The workshop took place prior to the Rio+20 conference, on June 6. Some of the concepts I presented were taken from a course on the Challenges of Sustainable Development led Professor Jeffrey Sachs this past semester at Columbia University. The need for education in the field of sustainable development became evident, as neither students nor adults in the workshop knew what the concept of sustainable development entailed or how they were especially vulnerable in terms of climate change, geographic location, population growth, disease prevalence and other factors specific to the African continent. Yet, this awareness and understanding is key to their empowerment in tackling issues of poverty.
At a session later on in Rio, Director General Irena Bokova of the UN Education, Scientific and Cultural Organization spoke of this need. During a panel on “Educating for a Sustainable Future,” she said sustainable development cannot be achieved by political agreements, financial incentives or technological solutions alone.
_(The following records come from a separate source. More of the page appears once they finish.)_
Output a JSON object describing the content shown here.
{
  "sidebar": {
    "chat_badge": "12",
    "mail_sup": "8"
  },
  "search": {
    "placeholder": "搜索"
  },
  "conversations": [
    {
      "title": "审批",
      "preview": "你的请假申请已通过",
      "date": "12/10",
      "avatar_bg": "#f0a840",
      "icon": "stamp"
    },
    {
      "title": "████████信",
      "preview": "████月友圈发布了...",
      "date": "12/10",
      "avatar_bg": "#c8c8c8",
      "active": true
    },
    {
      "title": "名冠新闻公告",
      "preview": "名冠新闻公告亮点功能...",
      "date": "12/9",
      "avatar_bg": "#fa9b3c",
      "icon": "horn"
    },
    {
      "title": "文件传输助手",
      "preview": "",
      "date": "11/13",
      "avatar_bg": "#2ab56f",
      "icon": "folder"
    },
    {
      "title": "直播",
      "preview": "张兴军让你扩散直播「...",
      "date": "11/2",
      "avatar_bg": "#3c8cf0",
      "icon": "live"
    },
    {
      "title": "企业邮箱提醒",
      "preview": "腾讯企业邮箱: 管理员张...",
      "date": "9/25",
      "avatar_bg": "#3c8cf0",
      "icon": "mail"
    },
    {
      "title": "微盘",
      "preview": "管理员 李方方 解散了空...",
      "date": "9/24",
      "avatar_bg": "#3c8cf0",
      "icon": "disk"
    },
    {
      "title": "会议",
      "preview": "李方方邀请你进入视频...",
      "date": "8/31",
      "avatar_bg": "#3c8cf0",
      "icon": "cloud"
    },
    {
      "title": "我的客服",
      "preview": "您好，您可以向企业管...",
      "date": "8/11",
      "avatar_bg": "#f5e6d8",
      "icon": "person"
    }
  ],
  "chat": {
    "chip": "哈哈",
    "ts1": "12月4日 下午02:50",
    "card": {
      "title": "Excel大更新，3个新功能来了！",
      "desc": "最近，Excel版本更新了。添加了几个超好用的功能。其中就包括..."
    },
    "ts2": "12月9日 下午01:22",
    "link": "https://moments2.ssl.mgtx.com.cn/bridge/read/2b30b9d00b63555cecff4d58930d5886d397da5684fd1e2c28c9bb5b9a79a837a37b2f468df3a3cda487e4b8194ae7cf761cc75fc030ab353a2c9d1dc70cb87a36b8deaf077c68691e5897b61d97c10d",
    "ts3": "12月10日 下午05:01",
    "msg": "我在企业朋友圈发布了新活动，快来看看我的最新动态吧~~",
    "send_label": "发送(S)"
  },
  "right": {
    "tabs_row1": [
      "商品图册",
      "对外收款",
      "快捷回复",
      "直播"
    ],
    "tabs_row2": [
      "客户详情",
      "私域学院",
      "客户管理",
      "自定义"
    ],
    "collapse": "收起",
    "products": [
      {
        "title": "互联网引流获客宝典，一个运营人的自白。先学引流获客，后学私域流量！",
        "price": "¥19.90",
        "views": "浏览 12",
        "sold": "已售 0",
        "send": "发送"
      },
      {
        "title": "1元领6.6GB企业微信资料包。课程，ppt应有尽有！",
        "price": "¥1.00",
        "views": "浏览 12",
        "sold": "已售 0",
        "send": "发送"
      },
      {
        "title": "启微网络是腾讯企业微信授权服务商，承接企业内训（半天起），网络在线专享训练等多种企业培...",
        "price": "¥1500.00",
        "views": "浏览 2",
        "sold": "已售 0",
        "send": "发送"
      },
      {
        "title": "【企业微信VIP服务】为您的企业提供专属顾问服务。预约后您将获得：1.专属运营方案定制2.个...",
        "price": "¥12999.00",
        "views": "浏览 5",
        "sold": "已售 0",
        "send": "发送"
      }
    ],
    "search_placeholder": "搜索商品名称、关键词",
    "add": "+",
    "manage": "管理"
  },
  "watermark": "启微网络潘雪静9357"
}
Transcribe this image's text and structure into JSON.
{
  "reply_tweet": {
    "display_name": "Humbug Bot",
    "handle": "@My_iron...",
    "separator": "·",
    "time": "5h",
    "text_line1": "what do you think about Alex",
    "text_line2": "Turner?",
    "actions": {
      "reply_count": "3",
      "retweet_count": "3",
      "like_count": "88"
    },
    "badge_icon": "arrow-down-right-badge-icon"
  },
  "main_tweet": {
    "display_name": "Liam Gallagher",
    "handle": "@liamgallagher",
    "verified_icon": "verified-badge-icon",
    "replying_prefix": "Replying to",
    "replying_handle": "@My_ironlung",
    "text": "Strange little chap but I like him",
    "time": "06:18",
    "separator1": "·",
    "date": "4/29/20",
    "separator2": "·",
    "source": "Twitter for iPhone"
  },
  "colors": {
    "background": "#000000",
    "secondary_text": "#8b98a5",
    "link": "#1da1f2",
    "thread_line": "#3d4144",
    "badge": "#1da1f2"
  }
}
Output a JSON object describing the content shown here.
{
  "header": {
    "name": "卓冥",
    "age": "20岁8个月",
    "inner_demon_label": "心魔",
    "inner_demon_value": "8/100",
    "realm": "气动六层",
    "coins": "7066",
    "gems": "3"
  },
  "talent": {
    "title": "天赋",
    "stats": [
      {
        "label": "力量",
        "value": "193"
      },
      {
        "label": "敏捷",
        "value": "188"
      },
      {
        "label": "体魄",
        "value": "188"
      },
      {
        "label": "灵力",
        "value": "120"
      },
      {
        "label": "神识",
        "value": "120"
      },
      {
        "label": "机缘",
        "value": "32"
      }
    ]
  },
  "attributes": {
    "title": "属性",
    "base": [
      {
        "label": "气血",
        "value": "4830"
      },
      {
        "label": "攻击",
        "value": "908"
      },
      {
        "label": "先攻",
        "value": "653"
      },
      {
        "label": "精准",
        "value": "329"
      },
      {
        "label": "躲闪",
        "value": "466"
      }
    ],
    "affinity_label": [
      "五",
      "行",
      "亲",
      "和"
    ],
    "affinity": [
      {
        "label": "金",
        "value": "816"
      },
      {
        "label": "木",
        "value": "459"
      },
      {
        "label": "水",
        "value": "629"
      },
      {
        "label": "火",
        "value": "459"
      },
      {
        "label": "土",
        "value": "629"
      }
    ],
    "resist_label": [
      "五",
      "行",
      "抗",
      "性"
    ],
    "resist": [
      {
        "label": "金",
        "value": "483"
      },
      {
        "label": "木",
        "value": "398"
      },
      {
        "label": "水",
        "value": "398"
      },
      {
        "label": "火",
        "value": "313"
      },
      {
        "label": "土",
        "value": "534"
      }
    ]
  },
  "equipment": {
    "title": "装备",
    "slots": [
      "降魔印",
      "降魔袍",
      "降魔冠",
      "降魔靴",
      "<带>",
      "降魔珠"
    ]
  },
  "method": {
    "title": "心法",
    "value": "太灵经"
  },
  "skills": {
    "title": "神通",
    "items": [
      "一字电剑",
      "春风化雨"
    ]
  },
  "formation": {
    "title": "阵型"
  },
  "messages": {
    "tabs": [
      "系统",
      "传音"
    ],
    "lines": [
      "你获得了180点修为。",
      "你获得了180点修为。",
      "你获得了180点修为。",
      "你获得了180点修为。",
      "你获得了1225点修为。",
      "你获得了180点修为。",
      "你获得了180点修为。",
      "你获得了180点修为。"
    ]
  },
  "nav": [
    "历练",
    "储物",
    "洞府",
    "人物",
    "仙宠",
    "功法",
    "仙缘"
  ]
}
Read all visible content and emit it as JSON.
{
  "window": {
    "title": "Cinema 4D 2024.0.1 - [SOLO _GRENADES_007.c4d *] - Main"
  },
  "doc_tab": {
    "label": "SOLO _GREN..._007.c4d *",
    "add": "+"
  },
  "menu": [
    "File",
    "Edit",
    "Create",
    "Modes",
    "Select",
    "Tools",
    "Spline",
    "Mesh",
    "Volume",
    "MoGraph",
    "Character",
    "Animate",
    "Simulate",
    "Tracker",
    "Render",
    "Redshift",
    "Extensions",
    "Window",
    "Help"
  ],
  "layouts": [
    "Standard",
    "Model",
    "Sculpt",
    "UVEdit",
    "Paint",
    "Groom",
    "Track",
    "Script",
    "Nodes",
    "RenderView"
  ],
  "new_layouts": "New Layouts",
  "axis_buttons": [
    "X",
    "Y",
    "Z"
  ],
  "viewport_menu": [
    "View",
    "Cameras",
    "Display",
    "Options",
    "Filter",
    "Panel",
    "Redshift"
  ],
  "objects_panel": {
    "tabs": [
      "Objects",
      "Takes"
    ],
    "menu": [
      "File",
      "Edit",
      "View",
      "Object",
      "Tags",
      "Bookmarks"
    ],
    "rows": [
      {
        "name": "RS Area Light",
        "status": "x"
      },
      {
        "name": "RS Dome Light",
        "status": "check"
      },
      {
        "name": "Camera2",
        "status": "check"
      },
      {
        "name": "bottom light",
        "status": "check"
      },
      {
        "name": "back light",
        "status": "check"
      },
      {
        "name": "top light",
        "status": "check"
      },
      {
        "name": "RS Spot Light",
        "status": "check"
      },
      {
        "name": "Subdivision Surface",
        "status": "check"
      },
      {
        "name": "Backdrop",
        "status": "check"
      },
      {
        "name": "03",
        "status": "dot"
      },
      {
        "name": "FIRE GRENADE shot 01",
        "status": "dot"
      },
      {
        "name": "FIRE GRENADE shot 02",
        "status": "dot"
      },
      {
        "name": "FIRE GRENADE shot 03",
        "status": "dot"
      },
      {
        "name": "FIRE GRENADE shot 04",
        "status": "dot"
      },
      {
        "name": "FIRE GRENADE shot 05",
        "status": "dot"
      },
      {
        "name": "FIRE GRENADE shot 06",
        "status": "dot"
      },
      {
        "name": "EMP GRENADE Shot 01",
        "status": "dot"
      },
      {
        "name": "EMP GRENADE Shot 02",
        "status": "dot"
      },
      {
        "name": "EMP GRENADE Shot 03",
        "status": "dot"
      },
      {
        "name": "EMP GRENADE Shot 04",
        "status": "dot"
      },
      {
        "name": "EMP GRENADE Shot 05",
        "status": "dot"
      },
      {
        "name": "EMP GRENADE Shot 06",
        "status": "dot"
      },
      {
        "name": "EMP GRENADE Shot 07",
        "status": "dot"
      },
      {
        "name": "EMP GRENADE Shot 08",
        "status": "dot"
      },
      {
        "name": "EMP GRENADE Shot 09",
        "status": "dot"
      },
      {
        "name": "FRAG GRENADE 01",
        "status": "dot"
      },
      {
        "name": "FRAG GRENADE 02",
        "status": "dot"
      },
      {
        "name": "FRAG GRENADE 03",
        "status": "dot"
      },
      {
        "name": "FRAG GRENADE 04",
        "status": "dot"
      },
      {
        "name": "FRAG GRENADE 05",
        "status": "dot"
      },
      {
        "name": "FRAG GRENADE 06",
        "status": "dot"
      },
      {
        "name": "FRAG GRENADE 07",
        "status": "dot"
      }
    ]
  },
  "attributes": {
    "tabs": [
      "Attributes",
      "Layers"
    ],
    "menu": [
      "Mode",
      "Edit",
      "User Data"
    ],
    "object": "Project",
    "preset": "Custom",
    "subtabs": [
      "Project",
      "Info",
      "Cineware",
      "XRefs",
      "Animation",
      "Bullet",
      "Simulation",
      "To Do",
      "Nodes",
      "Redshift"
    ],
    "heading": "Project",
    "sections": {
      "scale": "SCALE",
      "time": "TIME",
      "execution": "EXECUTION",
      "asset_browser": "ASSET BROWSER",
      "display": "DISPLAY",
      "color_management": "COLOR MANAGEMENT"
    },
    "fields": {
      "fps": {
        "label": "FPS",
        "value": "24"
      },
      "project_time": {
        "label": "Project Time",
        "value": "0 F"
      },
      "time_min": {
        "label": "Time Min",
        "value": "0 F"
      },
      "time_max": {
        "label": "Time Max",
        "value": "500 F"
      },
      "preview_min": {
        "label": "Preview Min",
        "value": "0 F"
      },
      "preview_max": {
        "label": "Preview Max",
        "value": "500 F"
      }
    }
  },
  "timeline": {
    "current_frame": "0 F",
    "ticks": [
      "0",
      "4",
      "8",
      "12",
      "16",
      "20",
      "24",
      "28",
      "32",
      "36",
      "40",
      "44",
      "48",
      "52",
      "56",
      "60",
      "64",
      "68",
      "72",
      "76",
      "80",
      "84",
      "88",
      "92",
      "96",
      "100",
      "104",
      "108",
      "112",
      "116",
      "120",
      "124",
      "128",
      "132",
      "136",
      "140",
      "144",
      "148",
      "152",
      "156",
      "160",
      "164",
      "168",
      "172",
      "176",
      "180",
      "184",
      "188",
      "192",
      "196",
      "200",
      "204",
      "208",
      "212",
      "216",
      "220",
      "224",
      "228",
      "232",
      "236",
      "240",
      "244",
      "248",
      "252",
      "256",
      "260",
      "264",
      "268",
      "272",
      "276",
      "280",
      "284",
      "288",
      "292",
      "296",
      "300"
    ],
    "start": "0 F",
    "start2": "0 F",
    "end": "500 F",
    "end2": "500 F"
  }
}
In order to protect the natural environment and promote greater global equity, she said, there must be a fundamental change in the ways individuals think and act.
Earth Institute Director Jeffrey Sachs, who co-chaired the panel, emphasized that education vital to achieving any kind of development, and that children must be empowered to go beyond primary education. And, he said, education about sustainable development is necessary to empower the future generation to grapple with real needs on the ground and the inherited challenge of reconciling economic development and environmental sustainability.
“Education about this challenge requires a new subject matter, an inter-disciplinary curriculum, an understanding of science, social processes, culture, human values and the knowledge to live in a global society”, he said.
My experience in the township of Mamelodi was echoed in their words. Sustainable development can only be achieved if all individuals and societies are equipped and empowered by knowledge, skills and values as well as heightened awareness to drive such change. There is a gap that needs to be filled from the bottom up, through formal and informal education to create a new “sustainable citizenship.”
The sustainable development goals that were deliberated at the Rio+20 conference offer some clear signposts with respect to education, which was voted into the top three of those goals. And driving this agenda is very much a part of the mission of the Earth Institute.
Raquel Solomon is a student at Columbia’s School of General Studies majoring in sustainable development and French, class of 2012, and will go on to pursue a master of public administration with a concentration in energy and environment. She is a member of the Columbia University Coalition for Sustainable Development and attended the Rio+20 conference on sustainable development in Rio de Janeiro in mid-June.